A partir de esta pregunta (que se puede desde ahora mismo contestar positivamente: sí, existe relación estrecha) cuando invoquemos “el pan nuestro de cada día” habrá que añadir “ecológico”, sin venenos.

Pesticidas: Con este nombre designamos venenos químicos que sirven para matar. Su propia etimología lo expresa con toda claridad: “pesti” procede del latín pestis que designa plagas o enfermedades contagiosas, y “cida”, procedente igualmente del latín caedere, significa matar. Por tener esta denominación tan expresiva los fabricantes nos lo han hecho denominar como productos fitosanitarios, y su aplicación en el terreno, comúnmente, se designa con los términos médicos de “curar” y “tratar”.

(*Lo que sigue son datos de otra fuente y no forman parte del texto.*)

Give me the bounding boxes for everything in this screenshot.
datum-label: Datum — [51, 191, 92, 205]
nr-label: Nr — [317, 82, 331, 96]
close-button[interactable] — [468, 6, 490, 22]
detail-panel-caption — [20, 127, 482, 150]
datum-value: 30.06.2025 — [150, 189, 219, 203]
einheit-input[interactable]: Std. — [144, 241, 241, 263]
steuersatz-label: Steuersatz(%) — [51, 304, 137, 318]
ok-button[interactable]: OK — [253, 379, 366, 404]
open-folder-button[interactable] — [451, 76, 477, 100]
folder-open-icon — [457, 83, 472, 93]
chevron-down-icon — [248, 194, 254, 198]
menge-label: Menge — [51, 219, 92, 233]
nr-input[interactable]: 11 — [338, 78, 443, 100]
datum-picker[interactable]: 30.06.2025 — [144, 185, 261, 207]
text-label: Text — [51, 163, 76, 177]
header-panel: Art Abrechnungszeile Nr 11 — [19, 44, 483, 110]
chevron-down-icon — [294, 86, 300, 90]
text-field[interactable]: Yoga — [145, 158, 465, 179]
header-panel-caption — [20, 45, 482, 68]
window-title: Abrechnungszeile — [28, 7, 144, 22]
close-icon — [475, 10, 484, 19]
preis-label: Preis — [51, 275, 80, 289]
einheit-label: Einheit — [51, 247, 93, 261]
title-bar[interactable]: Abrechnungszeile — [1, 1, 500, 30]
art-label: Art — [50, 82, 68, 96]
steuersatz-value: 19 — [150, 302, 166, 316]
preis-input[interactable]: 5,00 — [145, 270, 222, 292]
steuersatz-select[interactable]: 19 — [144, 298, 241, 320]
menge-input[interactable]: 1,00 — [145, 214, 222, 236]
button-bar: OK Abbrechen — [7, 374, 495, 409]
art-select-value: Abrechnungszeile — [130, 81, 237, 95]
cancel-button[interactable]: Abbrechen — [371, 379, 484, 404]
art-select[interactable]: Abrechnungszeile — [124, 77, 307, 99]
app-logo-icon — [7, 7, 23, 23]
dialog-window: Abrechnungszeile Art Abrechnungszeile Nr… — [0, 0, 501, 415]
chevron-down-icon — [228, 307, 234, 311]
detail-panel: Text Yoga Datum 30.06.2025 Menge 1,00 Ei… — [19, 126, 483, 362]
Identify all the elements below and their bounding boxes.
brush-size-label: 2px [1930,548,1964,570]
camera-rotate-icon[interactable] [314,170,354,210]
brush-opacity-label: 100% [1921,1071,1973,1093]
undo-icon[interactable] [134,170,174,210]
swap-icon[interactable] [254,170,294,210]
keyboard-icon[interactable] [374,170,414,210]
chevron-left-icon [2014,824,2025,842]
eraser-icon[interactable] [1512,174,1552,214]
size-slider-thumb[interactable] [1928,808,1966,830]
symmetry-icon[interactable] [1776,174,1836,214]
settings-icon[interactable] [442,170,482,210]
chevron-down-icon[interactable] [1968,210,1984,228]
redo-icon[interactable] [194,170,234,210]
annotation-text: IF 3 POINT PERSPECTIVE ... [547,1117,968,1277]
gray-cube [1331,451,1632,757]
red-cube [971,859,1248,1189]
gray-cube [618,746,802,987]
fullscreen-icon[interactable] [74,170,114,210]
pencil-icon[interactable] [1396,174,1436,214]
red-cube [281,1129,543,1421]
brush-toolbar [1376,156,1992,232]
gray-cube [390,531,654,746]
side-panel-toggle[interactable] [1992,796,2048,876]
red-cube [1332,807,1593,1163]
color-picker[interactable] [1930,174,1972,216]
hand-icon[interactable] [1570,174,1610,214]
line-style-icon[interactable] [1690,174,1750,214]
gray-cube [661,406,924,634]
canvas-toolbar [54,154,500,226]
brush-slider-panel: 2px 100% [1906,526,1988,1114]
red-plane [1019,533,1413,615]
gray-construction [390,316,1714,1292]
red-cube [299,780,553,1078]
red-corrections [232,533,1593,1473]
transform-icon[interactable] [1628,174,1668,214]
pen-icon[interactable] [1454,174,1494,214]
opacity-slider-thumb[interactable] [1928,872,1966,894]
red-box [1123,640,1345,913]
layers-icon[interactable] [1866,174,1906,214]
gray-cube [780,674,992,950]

La OMS, en 1990, nos advirtió que cada año mueren 220.000 personas en el mundo a consecuencia de la intoxicación aguda de pesticidas, entre uno y dos millones de envenenamientos involuntarios con ocasión de de la pulverización de los mismos y otros dos millones de intentos de suicidios. Asimismo, quinientos millones, principalmente campesinos u obreros del campo, son víctimas de intoxicaciones “menos graves”.

¿Por qué se ha tardado tanto en detectar la toxicidad de estos y otros biocidas?

Solo seis empresas (Syngenta, Bayer, BASF, Dow, Monsanto y DuPont) tienen el control del 60% del mercado de semillas, del 76% del de insumos agrícolas –pesticidas y abonos- y del 100% de transgénicos. En cuanto a la industria de procesamiento de alimentos y bebidas, 10 empresas transnacionales controlan el 26% del mercado global de comestibles, entre los primeros lugares se encuentra Nestlé, KraftFoods y PepsiCo.

La carga de la prueba recae sobre los usuarios. Hay que demostrar que un producto determinado es dañino para la salud o para el ambiente, y eso solo se puede hacer contando muertos, a posteriori. Tampoco las entidades públicas evaluadoras lo hacen, no tienen medios, luego se han de fiar a priori con los resultados toxicológicos y las pruebas de campo que les facilitan las empresas cuando piden la autorización para lanzar un producto al mercado. O sea, que son las industrias las que suministran los estudios en los que se tienen que basar los evaluadores públicos para dar o no su autorización al producto presentado para tal fin. Y parte de los contenidos que facilitan estas empresas son secretos, están acogidos a una cláusula de confidencialidad, solo los conocen una veintena de expertos que son los que deciden. Estos informes, por tanto, no son públicos y su calidad no puede ser verificada por nadie externo al proceso.

Nuestra salud está en manos de la industria a la que se le supone que está más interesada por la salud de los consumidores que por su cuenta de resultados, es decir la presunción de inocencia mientras no demostremos los consumidores lo contrario.